El miedo no funciona como compañero permanente de viaje, pues de ese modo hace insoportable la existencia en lugar de preservarla. El modo de funcionamiento es similar al de una vacuna, un preparado destinado a generar inmunidad contra una enfermedad estimulando la producción de anticuerpos. Para lograrlo, expone al cuerpo a una cantidad muy pequeña de virus o bacterias que han sido debilitados o destruidos, y dotan así al organismo de la forma de combatir al virus vivo. De igual modo, la inyección moderada de miedo crea anticuerpos para la autoconservación. Sin embargo, la exposición prolongada al virus puede matar, o cuando menos y siguiendo con el símil médico, puede enfrentarnos a una enfermedad crónica, una dolencia de larga duración y de progresión lenta. 

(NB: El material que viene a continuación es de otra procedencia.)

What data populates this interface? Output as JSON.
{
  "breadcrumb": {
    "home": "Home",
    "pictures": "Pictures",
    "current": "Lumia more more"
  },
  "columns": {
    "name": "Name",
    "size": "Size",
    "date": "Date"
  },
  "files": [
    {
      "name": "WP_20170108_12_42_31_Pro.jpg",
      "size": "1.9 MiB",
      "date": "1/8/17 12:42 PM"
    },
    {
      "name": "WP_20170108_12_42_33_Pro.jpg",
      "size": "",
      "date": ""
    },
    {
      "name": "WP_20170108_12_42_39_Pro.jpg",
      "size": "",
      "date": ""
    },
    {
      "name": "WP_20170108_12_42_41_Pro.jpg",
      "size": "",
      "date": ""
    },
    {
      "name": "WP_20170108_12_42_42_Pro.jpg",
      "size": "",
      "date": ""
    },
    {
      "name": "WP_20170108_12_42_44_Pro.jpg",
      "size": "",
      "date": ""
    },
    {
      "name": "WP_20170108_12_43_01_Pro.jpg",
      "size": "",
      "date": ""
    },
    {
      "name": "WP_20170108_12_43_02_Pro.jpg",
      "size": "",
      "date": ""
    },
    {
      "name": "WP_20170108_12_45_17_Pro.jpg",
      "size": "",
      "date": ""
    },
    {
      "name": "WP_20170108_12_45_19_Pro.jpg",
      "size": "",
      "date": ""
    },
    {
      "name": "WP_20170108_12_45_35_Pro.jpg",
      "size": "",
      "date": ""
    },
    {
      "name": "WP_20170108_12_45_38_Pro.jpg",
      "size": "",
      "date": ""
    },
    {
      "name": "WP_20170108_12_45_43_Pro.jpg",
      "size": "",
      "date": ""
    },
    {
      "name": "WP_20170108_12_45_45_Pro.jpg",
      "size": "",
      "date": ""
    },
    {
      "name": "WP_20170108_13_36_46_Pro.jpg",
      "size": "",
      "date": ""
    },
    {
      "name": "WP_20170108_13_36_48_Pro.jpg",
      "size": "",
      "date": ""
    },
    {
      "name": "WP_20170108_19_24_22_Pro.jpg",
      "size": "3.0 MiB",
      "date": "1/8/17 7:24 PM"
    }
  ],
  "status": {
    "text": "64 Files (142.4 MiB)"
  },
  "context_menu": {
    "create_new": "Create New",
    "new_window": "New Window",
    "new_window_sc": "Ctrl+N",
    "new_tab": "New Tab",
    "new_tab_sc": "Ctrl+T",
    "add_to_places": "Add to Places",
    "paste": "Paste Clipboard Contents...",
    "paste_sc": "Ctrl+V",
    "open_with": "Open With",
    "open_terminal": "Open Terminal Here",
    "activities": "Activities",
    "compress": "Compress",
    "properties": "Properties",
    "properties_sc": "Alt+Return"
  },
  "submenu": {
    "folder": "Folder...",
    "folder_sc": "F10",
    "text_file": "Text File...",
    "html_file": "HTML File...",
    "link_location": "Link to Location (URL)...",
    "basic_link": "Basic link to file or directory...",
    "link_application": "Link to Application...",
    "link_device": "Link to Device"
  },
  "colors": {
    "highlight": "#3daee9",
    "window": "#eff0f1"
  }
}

Estamos preparados para soportar temores determinados. Cada época tiene los suyos. Por ejemplo, cuando somos pequeños nos asustan los monstruos del armario, la oscuridad del trastero, que nuestra mamá se aleje demasiado, que no emitan nuestro programa favorito esa tarde, que se acabe la crema de cacao, el examen de matemáticas, que los Reyes Magos no entiendan nuestra letra; cuando somos adolescentes, nos aterra todo, especialmente nuestro cuerpo, no recibir esa llamada de teléfono —véase whatsapp o emoticono en cuestión, hoy día—, hacer el ridículo en clase de gimnasia y que nos salgan espinillas el día antes de una cita. En la edad adulta, nos atemoriza el paro, el desamor, la enfermedad, la muerte… pero todos estos pensamientos oscuros y aterradores perduran unos momentos y después quedan en suspenso. Los obviamos y eso nos permite seguir adelante. Es puntual, ergo soportable, mas ¿qué ocurre cuando el miedo se vuelve crónico? 

Hay una escala del temor y en la cúspide se encuentra aquel que te acompaña toda la vida simplemente por haber nacido en tierra hostil. En un continente dividido, inmóvil e incompetente, el miedo lleva a más de 50 millones de personas a abandonar su lugar de origen y buscar asilo en otra parte. Uno de ellos es Kinan Masalemehi, un sirio de 13 años hacinado en la estación de tren de Budapest, que permanece estos días cerrada para los refugiados que intentan coger los trenes con destino a Austria y Alemania. El chico pedía estos días por televisión a Europa simplemente que parara la guerra en Siria para no tener que dejar su hogar. Ese es el miedo crónico, el que acompaña desde la cuna y se niega a emigrar, el que se alimenta de sí mismo porque no puede escapar del cuerpo, porque no tiene adónde ir.

El cerebro no distingue entre dolor físico y emocional, como tampoco lo hace con los tipos de temor. Los dolores y placeres por motivos sociales activan idénticos circuitos cerebrales que los estímulos fisiológicos básicos para sobrevivir. Lo mismo ocurre con los miedos. Fer Dichter escribió en una ocasión: “supe que eras tú cuando conocí tus abismos y quise saltar”. Lo que nos hace superar el miedo es el propio miedo. De igual modo que el dolor redime al dolor y que la pena se alimenta de la pena.